The acceptance of NAT in the '90s as a solution to IPv4 address exhaustion, far before the availability of any IPv6 product, has pushed Internet users to ignore the increased level of complexity, its trade-offs (and potential costs), and the impact on applications and connectivity. Users became comfortable with NAT, to the point where they assigned it more functionality than it actually provides. A common NAT-related misconception is that it enhances security. This is an important factor to consider when developing an IPv6 transition strategy, as nobody wants to loose NAT's perceived benefits.

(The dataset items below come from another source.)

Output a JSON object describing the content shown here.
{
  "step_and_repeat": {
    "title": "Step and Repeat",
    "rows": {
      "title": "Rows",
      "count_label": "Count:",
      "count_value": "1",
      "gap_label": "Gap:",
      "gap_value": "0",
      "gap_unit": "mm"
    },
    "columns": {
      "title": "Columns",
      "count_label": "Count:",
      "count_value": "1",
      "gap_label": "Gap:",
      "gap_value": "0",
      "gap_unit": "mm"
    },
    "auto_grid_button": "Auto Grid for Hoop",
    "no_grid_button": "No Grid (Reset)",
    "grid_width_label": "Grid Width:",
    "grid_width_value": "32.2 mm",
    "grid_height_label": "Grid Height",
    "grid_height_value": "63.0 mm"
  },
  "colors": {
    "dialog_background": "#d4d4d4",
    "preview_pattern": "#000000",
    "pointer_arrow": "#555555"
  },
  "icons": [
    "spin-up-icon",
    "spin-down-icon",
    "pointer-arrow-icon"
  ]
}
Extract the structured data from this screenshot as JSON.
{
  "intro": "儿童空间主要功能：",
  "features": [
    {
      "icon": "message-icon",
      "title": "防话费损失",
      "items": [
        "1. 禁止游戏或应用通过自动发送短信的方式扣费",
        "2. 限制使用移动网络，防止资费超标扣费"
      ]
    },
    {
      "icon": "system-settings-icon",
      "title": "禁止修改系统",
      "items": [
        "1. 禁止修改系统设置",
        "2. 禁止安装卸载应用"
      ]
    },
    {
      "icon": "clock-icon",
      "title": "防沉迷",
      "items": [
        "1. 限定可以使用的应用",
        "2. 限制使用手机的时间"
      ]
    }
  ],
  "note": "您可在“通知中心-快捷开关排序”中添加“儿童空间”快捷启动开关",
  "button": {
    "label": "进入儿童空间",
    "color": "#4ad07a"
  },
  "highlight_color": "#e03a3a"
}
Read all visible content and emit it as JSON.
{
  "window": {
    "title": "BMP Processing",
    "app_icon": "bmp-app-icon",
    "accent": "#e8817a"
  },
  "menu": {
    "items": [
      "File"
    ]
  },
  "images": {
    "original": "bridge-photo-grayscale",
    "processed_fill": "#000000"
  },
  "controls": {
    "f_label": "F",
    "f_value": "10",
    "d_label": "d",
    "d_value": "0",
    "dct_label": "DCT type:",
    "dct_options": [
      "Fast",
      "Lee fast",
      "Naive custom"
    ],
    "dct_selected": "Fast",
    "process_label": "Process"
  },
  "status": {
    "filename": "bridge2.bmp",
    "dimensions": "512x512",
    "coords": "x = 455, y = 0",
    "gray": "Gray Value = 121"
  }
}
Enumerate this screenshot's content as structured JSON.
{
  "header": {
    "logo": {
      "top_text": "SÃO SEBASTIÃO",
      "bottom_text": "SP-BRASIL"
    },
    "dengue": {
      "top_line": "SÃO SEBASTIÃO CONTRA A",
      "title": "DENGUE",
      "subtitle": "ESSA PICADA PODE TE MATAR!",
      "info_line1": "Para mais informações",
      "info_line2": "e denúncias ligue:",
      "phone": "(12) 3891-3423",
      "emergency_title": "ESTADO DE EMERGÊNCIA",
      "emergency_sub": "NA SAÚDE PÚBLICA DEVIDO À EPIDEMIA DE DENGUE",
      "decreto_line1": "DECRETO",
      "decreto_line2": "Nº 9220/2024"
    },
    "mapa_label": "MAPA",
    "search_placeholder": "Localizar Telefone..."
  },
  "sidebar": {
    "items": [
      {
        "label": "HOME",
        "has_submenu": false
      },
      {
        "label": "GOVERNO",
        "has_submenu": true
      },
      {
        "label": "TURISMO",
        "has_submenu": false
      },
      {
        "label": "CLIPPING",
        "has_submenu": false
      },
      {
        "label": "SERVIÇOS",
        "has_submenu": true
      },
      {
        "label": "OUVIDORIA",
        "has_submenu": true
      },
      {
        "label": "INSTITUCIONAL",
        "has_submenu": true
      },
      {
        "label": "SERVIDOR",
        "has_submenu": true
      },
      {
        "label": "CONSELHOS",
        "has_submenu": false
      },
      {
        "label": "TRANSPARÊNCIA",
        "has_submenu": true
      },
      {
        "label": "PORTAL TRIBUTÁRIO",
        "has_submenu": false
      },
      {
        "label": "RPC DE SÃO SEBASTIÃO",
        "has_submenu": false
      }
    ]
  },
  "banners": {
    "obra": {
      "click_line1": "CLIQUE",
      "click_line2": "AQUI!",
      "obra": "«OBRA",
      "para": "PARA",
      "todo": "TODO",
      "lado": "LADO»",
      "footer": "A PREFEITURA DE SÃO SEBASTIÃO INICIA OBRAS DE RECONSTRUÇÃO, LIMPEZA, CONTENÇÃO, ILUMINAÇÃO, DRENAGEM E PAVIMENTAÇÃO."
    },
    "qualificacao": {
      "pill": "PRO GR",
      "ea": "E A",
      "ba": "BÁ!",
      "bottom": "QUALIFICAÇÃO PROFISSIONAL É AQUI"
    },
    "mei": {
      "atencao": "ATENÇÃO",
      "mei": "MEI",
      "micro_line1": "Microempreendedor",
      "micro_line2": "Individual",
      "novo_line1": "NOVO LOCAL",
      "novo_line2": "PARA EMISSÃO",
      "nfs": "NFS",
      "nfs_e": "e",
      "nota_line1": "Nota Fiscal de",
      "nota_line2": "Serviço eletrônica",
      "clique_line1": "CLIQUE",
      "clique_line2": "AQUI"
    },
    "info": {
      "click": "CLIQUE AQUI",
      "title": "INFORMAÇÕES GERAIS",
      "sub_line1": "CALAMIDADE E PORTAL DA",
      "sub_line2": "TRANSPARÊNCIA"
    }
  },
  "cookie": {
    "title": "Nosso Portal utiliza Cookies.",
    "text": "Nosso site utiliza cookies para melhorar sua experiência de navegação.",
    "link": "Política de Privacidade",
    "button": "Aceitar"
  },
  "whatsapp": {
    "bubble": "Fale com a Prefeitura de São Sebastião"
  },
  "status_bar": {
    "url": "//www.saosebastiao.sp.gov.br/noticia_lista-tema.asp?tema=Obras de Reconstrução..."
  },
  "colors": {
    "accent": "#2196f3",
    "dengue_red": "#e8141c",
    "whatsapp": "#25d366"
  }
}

To address all user concerns related to networks without NAT, the IETF developed RFC 4846, Local Network Protection for IPv6, which provides guidelines and explanations of IPv6 features and configurations that match the perceived benefits of NAT.
Answer: Although NAT breaks the fundamental end-to-end model of the original Internet, it is not the goal of this book to argue about the pros and cons of NAT. It is far more important for organizations that are using NAT in their environments to understand that none of the real and perceived benefits of NAT are lost in IPv6.
Is IPv6 Improving Routing?
The evolutionary and not revolutionary nature of the new protocol is probably best exemplified in the case of its routing protocols. No new, dramatic concepts were introduced. The IPv4 routing protocols were, however, rebuilt in a cleaner way. RIPv2 led to RIPng, OSPFv2 led to a similar but improved OSPFv3, and EIGRP, IS-IS, and BGP were extended to support IPv6.
The IPv6 routing protocols have no tricks to help alleviate the concerns about the size of the Internet routing tables. Considering the size of the Internet routing tables in Q1 2008 (+250,000 entries) and the lack of routing enhancements, some people argue that IPv6 is not good enough for a nest generation protocol.
Answer: Although the scalability of the Internet is indeed a pressing problem and the subject of many research efforts, we need to remember that during its inception and development, IPv6 was built to solve the addressing problems and not the routing problems. These goals were set in IETF with the agreement of the engineering community. Although the plentiful address resources could lead to a cleaner Internet, IPv6 is not better or worse than IPv4 in terms of dealing with the Internet's scalability.
A new generation of routers, including edge routers such as Cisco ASR 1000 series, is designed for both IPv4 and IPv6 and can support gigabytes of memory, amounting to millions of routes. This means these routers can comfortably cope with the growth of the Internet routing tables. The real challenges, however, relate to the speed of convergence and the stability of the Internet. All of these are areas for future innovation.
Does IPv6 Support Multihomed Sites?
It is often stated that multihoming of sites is an IPv6 problem. Multihoming is not a protocol problem. In the case of IPv6, the challenges are due to a set of prefix allocation policies enforced by the RIRs.
Multihoming is widely used by enterprises for the following reasons:
- Connect sites of a network with global reach: Organizations with multinational infrastructures will connect to multiple service providers in different countries.
- Backup for the link to the SP: An enterprise can have several links into the same provider that protect each other in the event of a failure.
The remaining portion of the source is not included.